PGR defende inconstitucionalidade de dispositivo de lei que ampliou competência da Justiça Militar

Para Raquel Dodge, julgamento de militares que cometem crimes dolosos contra a vida de civis fere a Constituição, além de violar tratados de direitos humanos.

MPF
Publicada em 27 de junho de 2018 às 10:21
PGR defende inconstitucionalidade de dispositivo de lei que ampliou competência da Justiça Militar

Foto: João Américo/Secom/PGR

A procuradora-geral da República, Raquel Dodge, enviou manifestação ao Supremo Tribunal Federal (STF) para que seja declarada a inconstitucionalidade de dispositivo incluído no Código Penal Militar. Trata-se do artigo 9º da Lei 13.491/2017, que desloca para a Justiça Militar da União a competência para julgar os crimes dolosos contra a vida praticados por militares das Forças Armadas no casos em que as vítimas são civis. O assunto é objeto de Ação Direita de Inconstitucionalidade (ADI) proposta pelo Partido Socialismo e Liberdade (PSOL). No documento, encaminhado à Corte na segunda-feira (25), a PGR ressalta que a norma amplia de forma permanente e substancial a competência da Justiça Militar, ao mesmo tempo em que reduz as atribuições constitucionalmente reservadas ao Tribunal do Júri. O entendimento é que a alteração legislativa contraria diversos preceitos constitucionais e viola tratados de direitos humanos dos quais o Brasil é signatário.

De acordo com o parecer, tanto a Constituição Federal (CF) quanto os tratados, restringem a jurisdição penal militar ao julgamento de crimes envolvendo violação à hierarquia, disciplina militar ou outros valores tipicamente castrenses. “Qualquer tentativa de ampliação da competência da Justiça Militar da União que desconsidere tal essência será indevida e inconstitucional, porque rompe a lógica da especialidade que a justifica”, frisa Raquel Dodge, completando que ampliar a atuação da Justiça traz impactos sobre a organização constitucional de órgãos do Judiciário e, de modo mais grave, resulta na mitigação da garantia constitucional do Júri.
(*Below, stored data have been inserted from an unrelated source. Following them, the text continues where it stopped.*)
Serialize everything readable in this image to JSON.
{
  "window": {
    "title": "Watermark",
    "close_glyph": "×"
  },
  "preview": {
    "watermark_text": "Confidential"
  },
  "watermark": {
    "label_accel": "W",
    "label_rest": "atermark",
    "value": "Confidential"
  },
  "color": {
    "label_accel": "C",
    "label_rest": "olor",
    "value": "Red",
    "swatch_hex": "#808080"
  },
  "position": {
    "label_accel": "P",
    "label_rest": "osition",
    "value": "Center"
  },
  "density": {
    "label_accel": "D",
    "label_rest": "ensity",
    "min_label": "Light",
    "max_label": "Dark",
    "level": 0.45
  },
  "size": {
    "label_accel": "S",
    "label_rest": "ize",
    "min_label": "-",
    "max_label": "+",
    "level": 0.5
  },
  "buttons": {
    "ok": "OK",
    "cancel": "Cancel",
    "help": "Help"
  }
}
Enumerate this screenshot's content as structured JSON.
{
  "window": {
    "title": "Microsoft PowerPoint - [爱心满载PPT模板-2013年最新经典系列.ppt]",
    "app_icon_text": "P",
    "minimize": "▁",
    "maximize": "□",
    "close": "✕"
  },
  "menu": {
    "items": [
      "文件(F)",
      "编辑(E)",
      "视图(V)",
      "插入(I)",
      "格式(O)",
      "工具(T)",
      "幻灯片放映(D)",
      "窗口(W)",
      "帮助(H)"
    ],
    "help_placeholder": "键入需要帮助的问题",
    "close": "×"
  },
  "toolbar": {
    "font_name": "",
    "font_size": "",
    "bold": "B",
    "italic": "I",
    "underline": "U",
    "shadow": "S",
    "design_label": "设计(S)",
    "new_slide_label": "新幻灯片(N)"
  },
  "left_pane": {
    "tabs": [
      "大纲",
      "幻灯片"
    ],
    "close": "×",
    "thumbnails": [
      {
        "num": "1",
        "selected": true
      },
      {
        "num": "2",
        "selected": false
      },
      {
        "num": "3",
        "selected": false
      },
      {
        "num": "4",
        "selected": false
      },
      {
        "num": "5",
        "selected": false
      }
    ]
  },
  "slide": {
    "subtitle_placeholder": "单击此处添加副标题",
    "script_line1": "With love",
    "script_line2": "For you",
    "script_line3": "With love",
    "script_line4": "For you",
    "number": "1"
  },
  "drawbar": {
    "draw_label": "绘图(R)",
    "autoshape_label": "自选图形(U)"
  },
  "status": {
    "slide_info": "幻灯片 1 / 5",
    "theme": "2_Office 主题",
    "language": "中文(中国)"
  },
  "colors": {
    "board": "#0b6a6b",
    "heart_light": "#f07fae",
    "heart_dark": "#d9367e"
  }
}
Em outro trecho do documento, a PGR ressalta o princípio da igualdade como mais um indicativo da inconstitucionalidade do dispositivo. Segundo ela, a mesma lógica, que expressamente impôs a competência do Tribunal do Júri para os crimes dolosos contra a vida praticados por militares dos estados contra civis, deve ser aplicada aos militares federais. A procuradora-geral enfatiza que o tratamento diferenciado – sem fundamento constitucional – institui uma espécie de “foro privilegiado” em razão da natureza do cargo do agente e não do caráter militar da função exercida. “O caráter da atividade define-se pelo que ela de fato é, e não por quem a exerce, sendo ofensivo ao princípio republicano garantir privilégio de foro nessa situação, em que ausente motivação constitucional ou de qualquer outra ordem para tanto”, destacou.
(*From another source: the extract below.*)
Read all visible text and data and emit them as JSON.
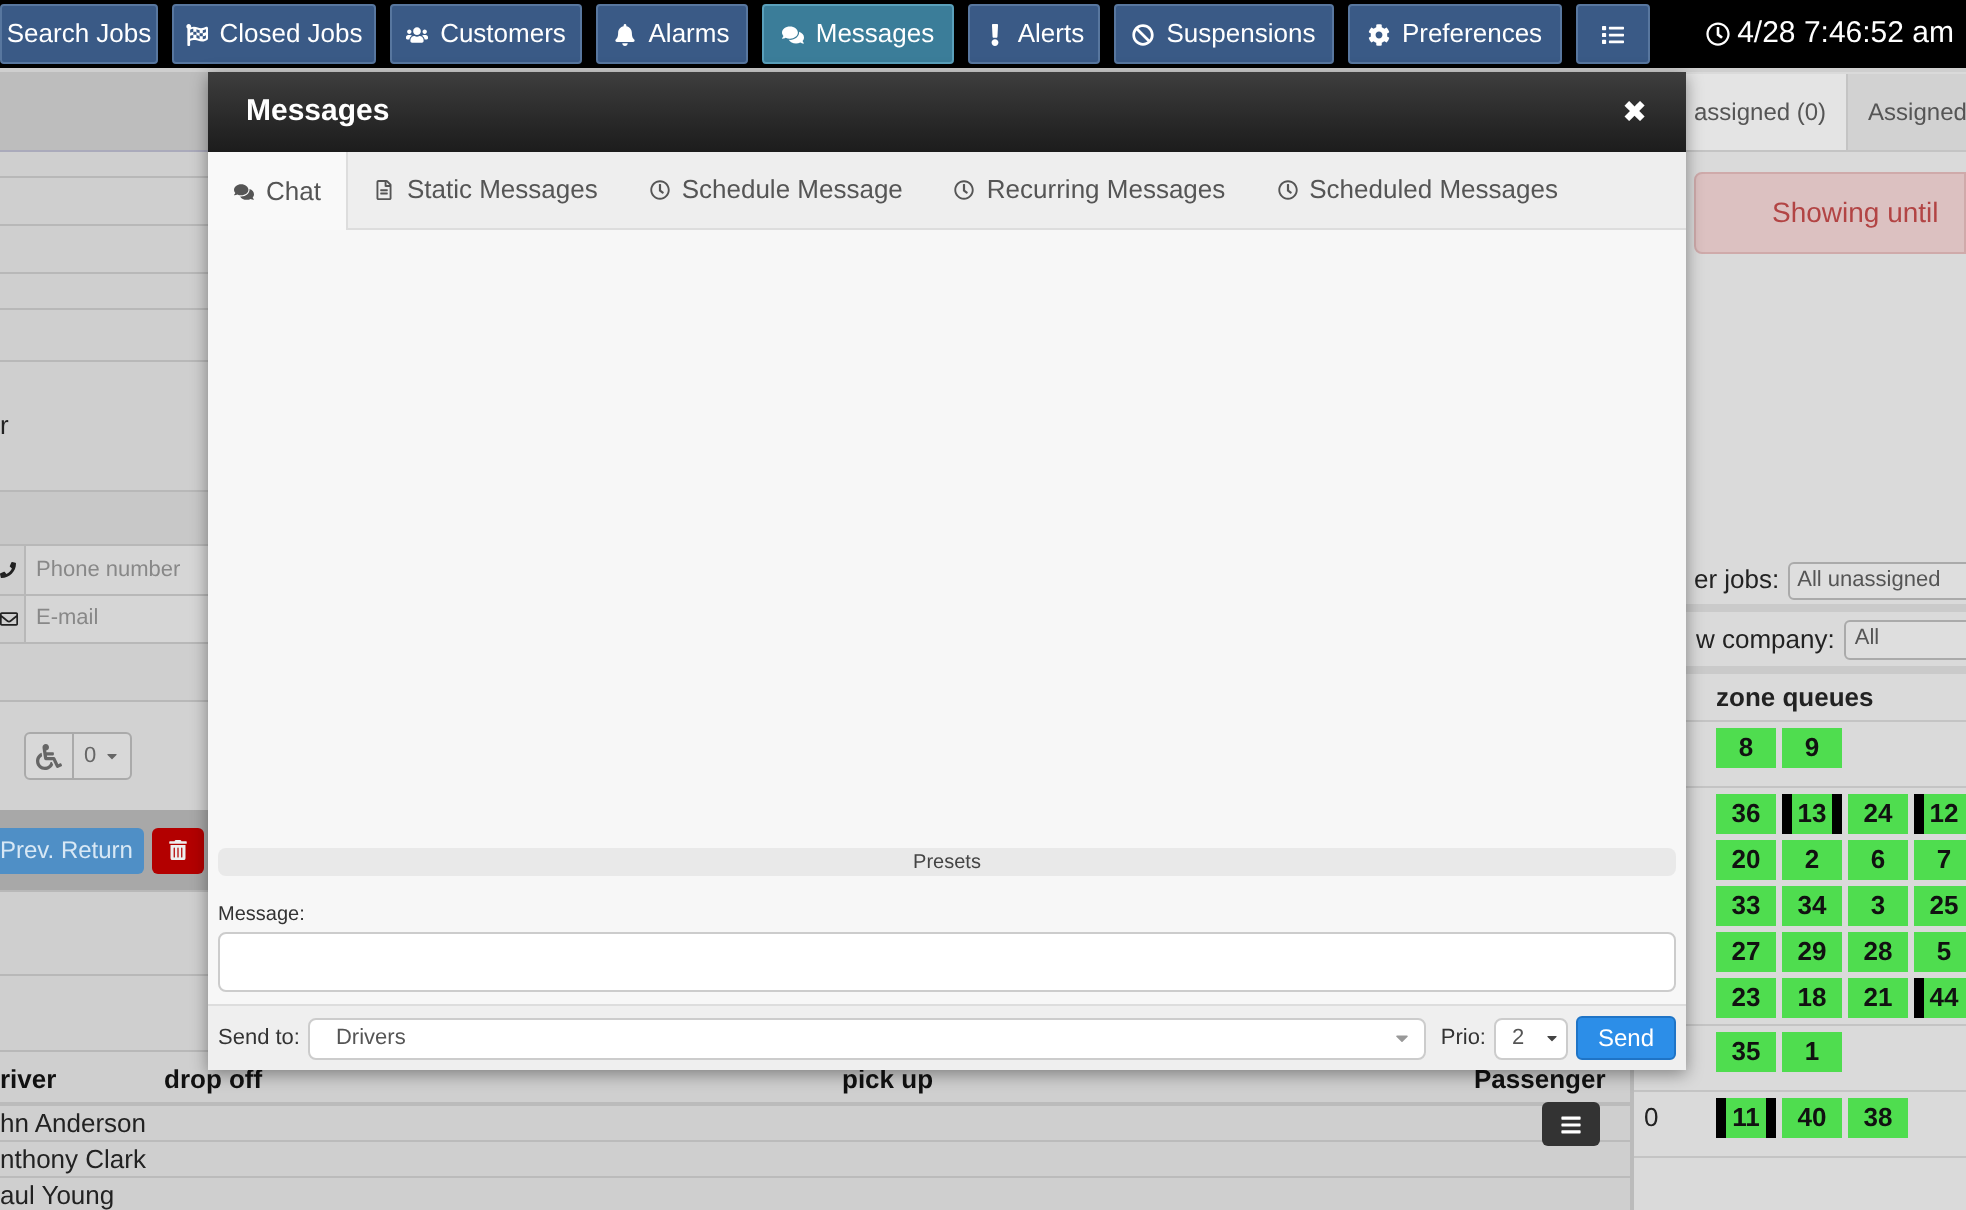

Direitos da vítima - No parecer, Raquel Dodge também destacou que as vítimas de ação militar têm direito à investigação pronta e justa, por órgão independente e imparcial. Esses fatores são considerados fundamentais para evitar a impunidade e para que seja assegurado o devido processo legal para todos os envolvidos. A premissa, que inclui o julgamento justo conduzido pelo juiz natural, está prevista na Constituição, no Pacto Internacional de Direitos Civis e Políticos e na Convenção Americana de Direitos Humanos.

No parecer, a procuradora-geral requereu, também, o aditamento da ADI para que seja considerado inconstitucional o dispositivo que transferiu para a Justiça Militar a competência para julgar acusados de crimes contra a vida praticados por militares da Aeronáutica durante ações específicas. Neste caso, a exceção foi incorporada ao Código Penal Militar pela Lei 12.432, aprovada em 2011, pelo Congresso Nacional.

ADI 5032 - A PGR também enviou, nesta segunda-feira, memorial referente à ADI 5032, apresentada em 2013 pelo Ministério Público Federal (MPF). Nesse caso, o questionamento é quanto à constitucionalidade de norma que inseriu na competência da Justiça Militar o julgamento de crimes cometidos no exercício das atribuições subsidiárias das Forças Armadas. Trata-se da atuação militar na chamada Garantia da Lei e Ordem (GLO), na defesa civil, no patrulhamento de áreas de fronteira e quando requisitadas pelo Tribunal Superior Eleitoral. Utilizando os mesmos argumentos, Raquel Dodge aponta a inconstitucionalidade da atuação da justiça militar nesses casos. De acordo com a PGR, nessas situações específicas, a atividade não é tipicamente militar, mas está relacionada à segurança pública, não cabendo a atuação da Justiça Militar.